Los resultados son altamente esperanzadores. Primero se puede decir que estamos en un nivel muy similar al que existe en los vehículos que se venden en los países europeos más importantes: Francia, Alemania o el Reino Unido.
El estudio ha tomado un total de 20 elementos de seguridad activa o pasiva, en vehículos de 16 segmentos diferentes, con lo que puede decirse que se ha analizado el 90 por ciento del mercado total.
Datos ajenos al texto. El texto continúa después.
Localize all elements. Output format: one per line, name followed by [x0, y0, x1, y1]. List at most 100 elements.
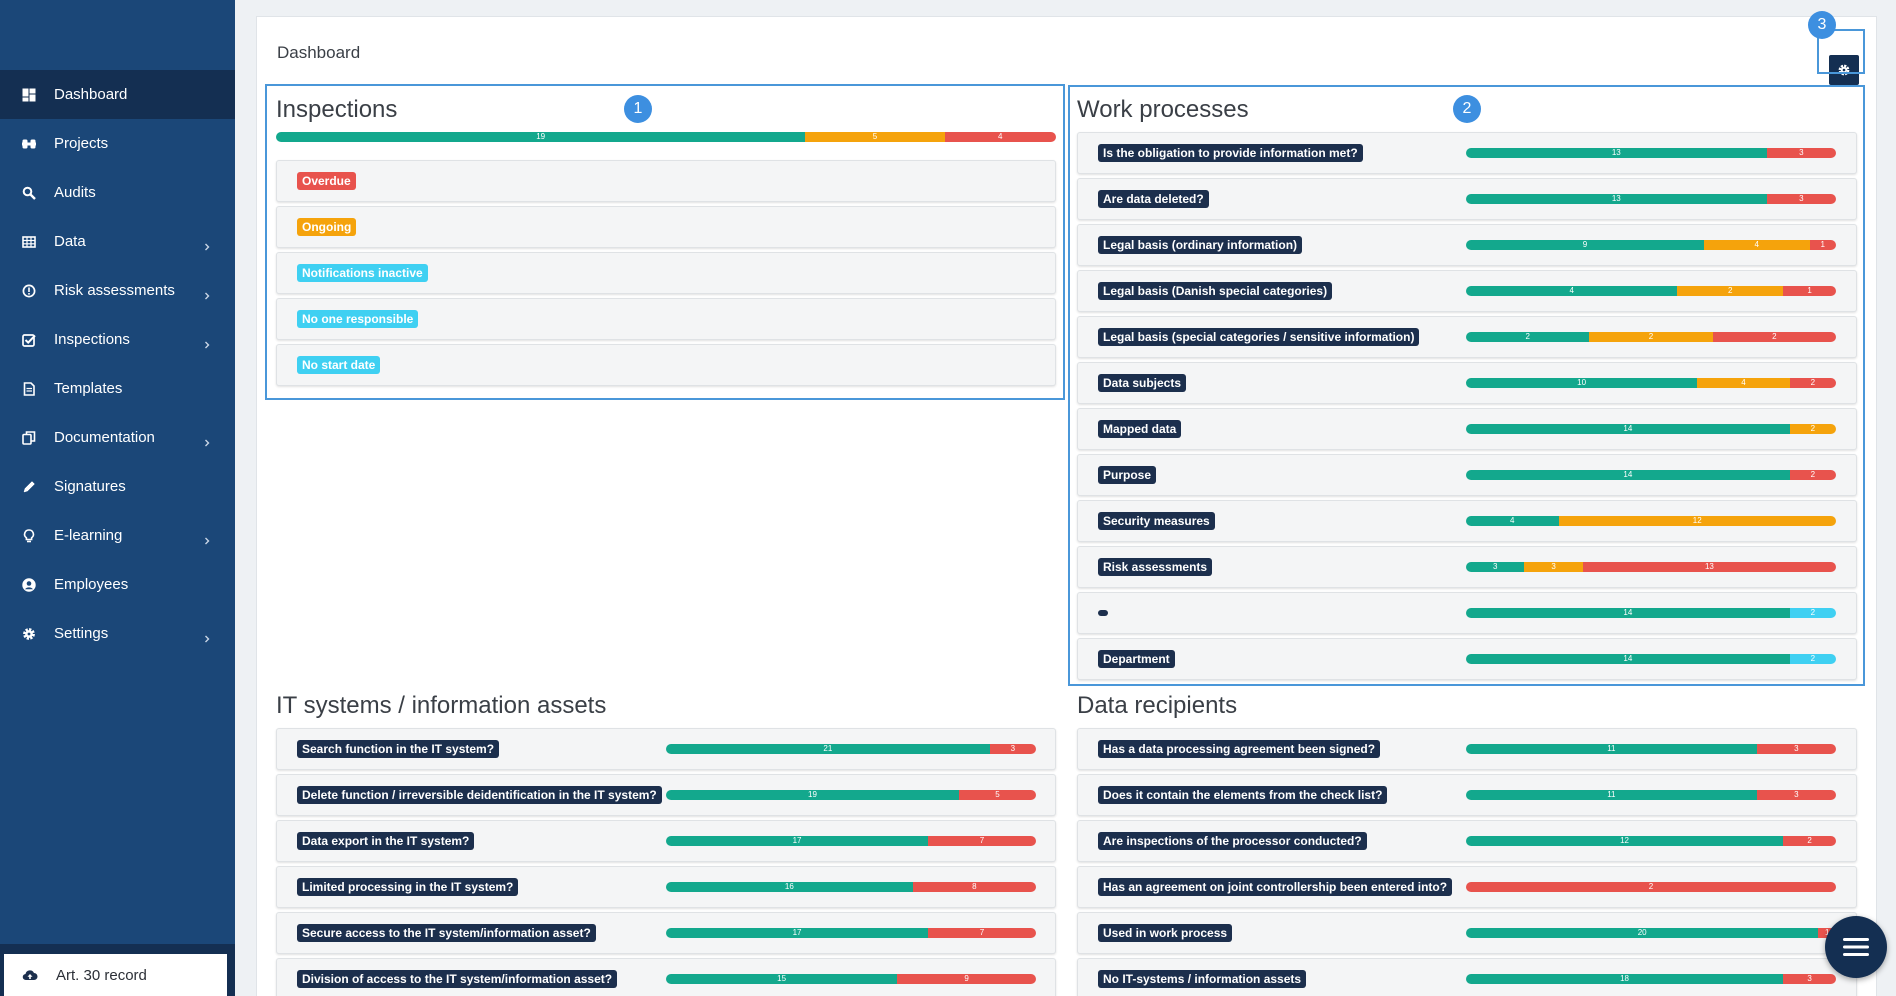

En todos los gráficos que se han realizado de cada categoría, se ve que la mejora en la seguridad, el aumento en la cantidad de sistemas de seguridad que montan muestra vehículos como elementos de serie, se representa como una curva creciente, por lo que puede afirmarse de forma concluyente, que los vehículos actuales son todos mucho más seguros ahora que las anteriores generaciones y eso con una contención de precios verdaderamente notable por la crisis.
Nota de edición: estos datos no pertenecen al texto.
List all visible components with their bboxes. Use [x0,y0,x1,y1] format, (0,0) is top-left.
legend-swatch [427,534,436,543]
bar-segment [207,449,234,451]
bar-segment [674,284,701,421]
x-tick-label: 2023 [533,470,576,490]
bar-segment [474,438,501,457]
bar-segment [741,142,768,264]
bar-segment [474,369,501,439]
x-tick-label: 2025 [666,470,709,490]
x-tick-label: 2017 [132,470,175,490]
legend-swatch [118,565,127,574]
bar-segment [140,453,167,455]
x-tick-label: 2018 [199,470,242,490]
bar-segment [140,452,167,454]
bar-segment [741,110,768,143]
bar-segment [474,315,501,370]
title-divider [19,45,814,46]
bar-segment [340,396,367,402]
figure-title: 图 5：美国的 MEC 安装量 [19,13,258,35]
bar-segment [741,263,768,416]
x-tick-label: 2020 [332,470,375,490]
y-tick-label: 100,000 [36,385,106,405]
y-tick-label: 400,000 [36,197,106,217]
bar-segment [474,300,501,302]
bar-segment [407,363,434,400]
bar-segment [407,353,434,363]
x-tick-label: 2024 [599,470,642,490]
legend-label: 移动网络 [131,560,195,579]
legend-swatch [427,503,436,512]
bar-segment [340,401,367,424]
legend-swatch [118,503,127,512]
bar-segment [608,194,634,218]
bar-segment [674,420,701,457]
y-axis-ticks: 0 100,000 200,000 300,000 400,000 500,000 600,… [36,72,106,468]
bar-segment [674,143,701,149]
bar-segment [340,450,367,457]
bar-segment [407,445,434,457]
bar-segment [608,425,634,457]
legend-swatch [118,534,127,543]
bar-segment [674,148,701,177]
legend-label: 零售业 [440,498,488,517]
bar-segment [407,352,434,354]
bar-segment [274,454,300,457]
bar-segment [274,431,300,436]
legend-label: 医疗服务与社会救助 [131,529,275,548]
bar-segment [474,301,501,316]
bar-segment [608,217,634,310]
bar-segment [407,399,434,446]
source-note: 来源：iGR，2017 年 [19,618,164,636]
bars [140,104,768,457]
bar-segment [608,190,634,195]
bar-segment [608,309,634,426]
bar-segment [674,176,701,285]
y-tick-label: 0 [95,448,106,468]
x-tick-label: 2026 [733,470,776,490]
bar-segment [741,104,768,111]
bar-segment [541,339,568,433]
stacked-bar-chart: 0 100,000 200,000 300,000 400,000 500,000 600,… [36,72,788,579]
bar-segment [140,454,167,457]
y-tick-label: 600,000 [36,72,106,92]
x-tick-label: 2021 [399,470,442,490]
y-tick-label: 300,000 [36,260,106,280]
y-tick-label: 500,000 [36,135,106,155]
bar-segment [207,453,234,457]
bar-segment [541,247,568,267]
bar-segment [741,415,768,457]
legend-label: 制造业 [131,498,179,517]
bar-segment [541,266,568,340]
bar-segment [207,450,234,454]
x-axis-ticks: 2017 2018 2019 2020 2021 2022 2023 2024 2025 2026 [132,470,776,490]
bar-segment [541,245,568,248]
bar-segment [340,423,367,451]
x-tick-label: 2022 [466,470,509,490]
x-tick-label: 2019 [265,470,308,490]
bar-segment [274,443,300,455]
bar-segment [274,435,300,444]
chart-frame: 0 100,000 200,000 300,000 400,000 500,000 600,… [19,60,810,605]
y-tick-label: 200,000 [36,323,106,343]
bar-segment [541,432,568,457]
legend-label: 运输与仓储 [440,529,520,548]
La mayor o menor difusión de estos sistemas, que muchas veces van en función de la categoría del vehículo, se debe fundamentalmente a motivos puramente económicos, pero existen algunos, como el sistema Isofix de sujeción de sillas para niños, que no van montados en el cien por cien de los vehículos, y eso que el coste de su implantación es muy reducido.
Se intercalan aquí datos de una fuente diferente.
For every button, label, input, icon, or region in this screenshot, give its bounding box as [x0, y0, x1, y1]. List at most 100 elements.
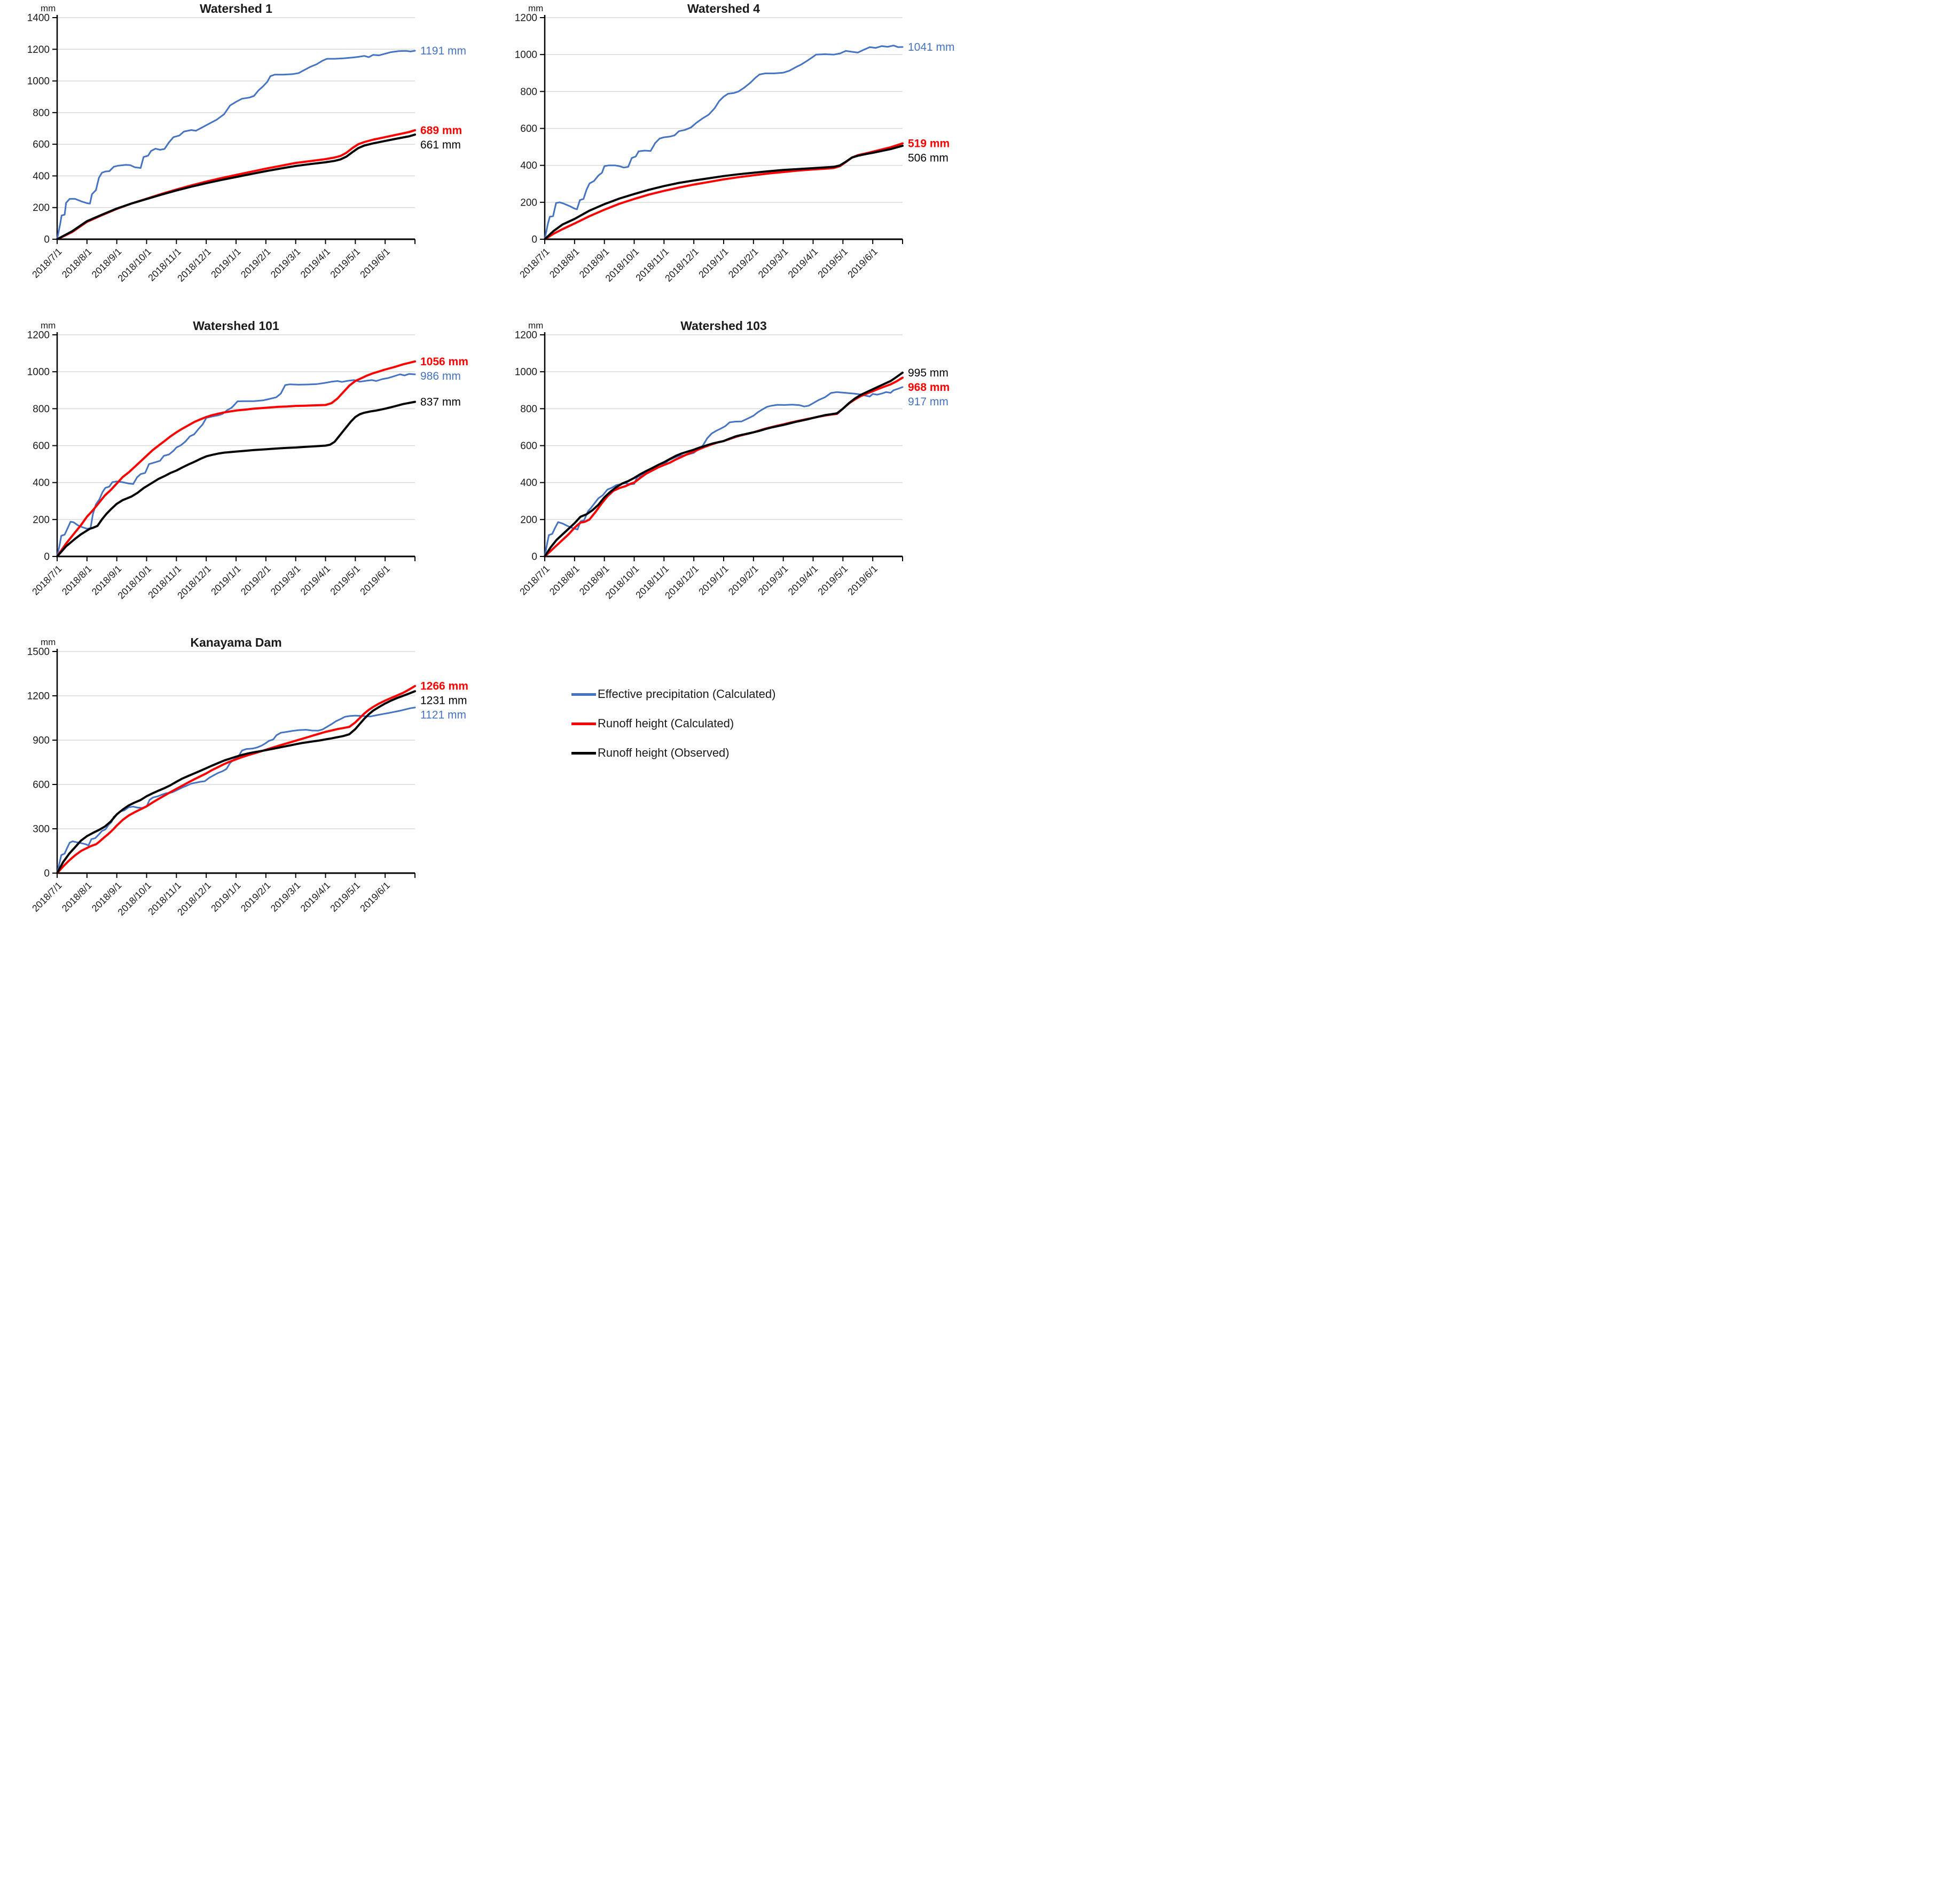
y-tick-label: 0 — [44, 552, 50, 563]
y-tick-label: 1200 — [27, 44, 50, 56]
chart-canvas: 0300600900120015002018/7/12018/8/12018/9… — [27, 647, 468, 918]
y-tick-label: 400 — [520, 160, 537, 171]
precipitation-line-swatch-icon — [571, 693, 596, 696]
x-tick-label: 2019/3/1 — [756, 563, 790, 598]
end-value-label-precip: 1041 mm — [908, 41, 955, 53]
chart-title: Watershed 101 — [193, 319, 279, 333]
series-runoff_calc-line — [544, 142, 904, 240]
series-precip-line — [56, 706, 416, 874]
legend-label: Effective precipitation (Calculated) — [598, 687, 776, 701]
y-tick-label: 1000 — [27, 76, 50, 87]
y-tick-label: 400 — [33, 171, 50, 182]
x-tick-label: 2019/1/1 — [209, 563, 243, 598]
y-tick-label: 1200 — [27, 691, 50, 702]
x-tick-label: 2018/7/1 — [30, 563, 64, 598]
figure-page: mm Watershed 1 0 200 400 600 800 1000 1200 1400… — [0, 0, 980, 951]
chart-canvas: 0 200 400 600 800 1000 1200 1400 2018/7/12018/8/… — [27, 13, 466, 284]
series-precip-line — [56, 373, 416, 558]
chart-title: Kanayama Dam — [190, 635, 282, 649]
y-tick-label: 200 — [33, 514, 50, 525]
end-value-label-precip: 917 mm — [908, 396, 948, 408]
y-tick-label: 800 — [33, 107, 50, 119]
y-tick-label: 1500 — [27, 647, 50, 658]
legend: Effective precipitation (Calculated) Run… — [571, 687, 775, 775]
chart-watershed-103: mm Watershed 103 0 200 400 600 800 1000 1200 20… — [494, 319, 977, 635]
series-runoff_obs-line — [56, 401, 416, 558]
x-tick-label: 2019/3/1 — [756, 246, 790, 280]
end-value-label-runoff_obs: 1231 mm — [420, 695, 467, 707]
series-runoff_obs-line — [544, 371, 904, 558]
y-tick-label: 800 — [520, 404, 537, 415]
x-tick-label: 2019/6/1 — [358, 246, 392, 280]
x-tick-label: 2019/5/1 — [328, 880, 362, 914]
y-tick-label: 800 — [33, 404, 50, 415]
y-tick-label: 800 — [520, 87, 537, 98]
series-runoff_calc-line — [56, 685, 416, 874]
x-tick-label: 2019/6/1 — [845, 563, 880, 598]
y-tick-label: 1200 — [515, 13, 537, 24]
end-value-label-runoff_calc: 968 mm — [908, 381, 950, 394]
chart-title: Watershed 103 — [680, 319, 767, 333]
x-tick-label: 2019/4/1 — [786, 246, 820, 280]
x-tick-label: 2018/7/1 — [30, 880, 64, 914]
y-axis-unit-label: mm — [528, 320, 544, 331]
x-tick-label: 2019/4/1 — [299, 246, 333, 280]
x-tick-label: 2018/8/1 — [60, 880, 94, 914]
series-precip-line — [544, 44, 904, 240]
y-axis-unit-label: mm — [41, 3, 56, 13]
x-tick-label: 2019/4/1 — [299, 880, 333, 914]
x-tick-label: 2018/7/1 — [30, 246, 64, 280]
y-tick-label: 0 — [44, 234, 50, 246]
chart-watershed-4: mm Watershed 4 0 200 400 600 800 1000 1200 2018… — [494, 2, 977, 318]
chart-kanayama-dam: mm Kanayama Dam 0 300 600 900 1200 1500 2018/7… — [6, 635, 490, 951]
y-tick-label: 600 — [33, 139, 50, 151]
y-tick-label: 1200 — [27, 330, 50, 341]
y-tick-label: 200 — [33, 202, 50, 214]
x-tick-label: 2019/5/1 — [816, 246, 850, 280]
x-tick-label: 2019/5/1 — [328, 563, 362, 598]
end-value-label-runoff_obs: 661 mm — [420, 139, 461, 151]
y-tick-label: 600 — [33, 441, 50, 452]
y-tick-label: 200 — [520, 197, 537, 208]
end-value-label-runoff_obs: 995 mm — [908, 367, 948, 379]
series-runoff_obs-line — [544, 145, 904, 240]
end-value-label-precip: 986 mm — [420, 370, 461, 382]
y-tick-label: 0 — [531, 552, 537, 563]
x-tick-label: 2019/2/1 — [239, 880, 273, 914]
x-tick-label: 2019/3/1 — [269, 563, 303, 598]
legend-item-runoff-observed: Runoff height (Observed) — [571, 746, 775, 760]
end-value-label-runoff_calc: 689 mm — [420, 124, 462, 137]
y-tick-label: 1200 — [515, 330, 537, 341]
y-axis-unit-label: mm — [41, 637, 56, 647]
x-tick-label: 2019/3/1 — [269, 880, 303, 914]
runoff-calculated-line-swatch-icon — [571, 722, 596, 725]
chart-title: Watershed 4 — [687, 2, 760, 15]
x-tick-label: 2019/6/1 — [358, 880, 392, 914]
x-tick-label: 2018/8/1 — [60, 563, 94, 598]
end-value-label-runoff_obs: 837 mm — [420, 396, 461, 409]
x-tick-label: 2019/2/1 — [239, 563, 273, 598]
end-value-label-runoff_obs: 506 mm — [908, 152, 948, 164]
y-tick-label: 400 — [33, 477, 50, 489]
y-tick-label: 1400 — [27, 13, 50, 24]
legend-label: Runoff height (Observed) — [598, 746, 730, 759]
end-value-label-runoff_calc: 1056 mm — [420, 356, 468, 368]
series-runoff_obs-line — [56, 134, 416, 240]
x-tick-label: 2019/5/1 — [816, 563, 850, 598]
runoff-observed-line-swatch-icon — [571, 751, 596, 755]
end-value-label-precip: 1191 mm — [420, 45, 466, 57]
y-tick-label: 300 — [33, 824, 50, 835]
y-tick-label: 0 — [531, 234, 537, 246]
x-tick-label: 2018/8/1 — [547, 246, 582, 280]
x-tick-label: 2019/2/1 — [726, 246, 761, 280]
end-value-label-precip: 1121 mm — [420, 709, 466, 721]
end-value-label-runoff_calc: 519 mm — [908, 138, 950, 150]
x-tick-label: 2019/1/1 — [209, 246, 243, 280]
series-precip-line — [544, 386, 904, 558]
x-tick-label: 2019/4/1 — [299, 563, 333, 598]
chart-title: Watershed 1 — [200, 2, 272, 15]
series-runoff_calc-line — [56, 360, 416, 558]
legend-item-runoff-calculated: Runoff height (Calculated) — [571, 717, 775, 731]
Lógicamente los elementos más sofisticados y caros todavía son opcionales en todas las categorías, y según nos refiramos a unos u otros, incluso no están disponibles, ni lo estarán a largo plazo, en vehículos de corte más popular debido a la influencia económica que tendría en sus precios finales.
Una parte del estudio hace referencia a la dificultad que tenemos los compradores de automóviles en conocer todos los nuevos elementos de seguridad que la industria del automóvil nos ofrece. La Fundación Mapfre ha registrado hasta 400 nombres o siglas que hacen referencia a los sistemas de seguridad y que en muchas ocasiones dos nombres diferentes están haciendo referencia al mismo sistema.

Iluminación en curva de Citroën
Los fabricantes en su afán de diferenciarse denominan de forma diferente a un mismo elemento, lo que no facilita en modo alguno la posible comprensión por parte de los compradores. Además se constata que los vendedores siempre hacen más hincapié en aspectos que tiene que ver con el lujo embarcado o con las prestaciones y potencia que en los sistemas de serie que lleva el vehículo creyendo que la seguridad vende menos que las prestaciones.
La Fundación Mapfre concluye el estudio afirmando que la seguridad vial es una responsabilidad compartida de todos los estamentos o, personas involucradas en el tráfico. La industria del automóvil tiene un importante papel, pero las infraestructuras deben ser cada vez mejores, los conductores cada vez más responsables y los organismos oficiales tienen que implementar campañas que contribuyan a sensibilizar de los riesgos que una conducción poco responsable pueden ocasionar.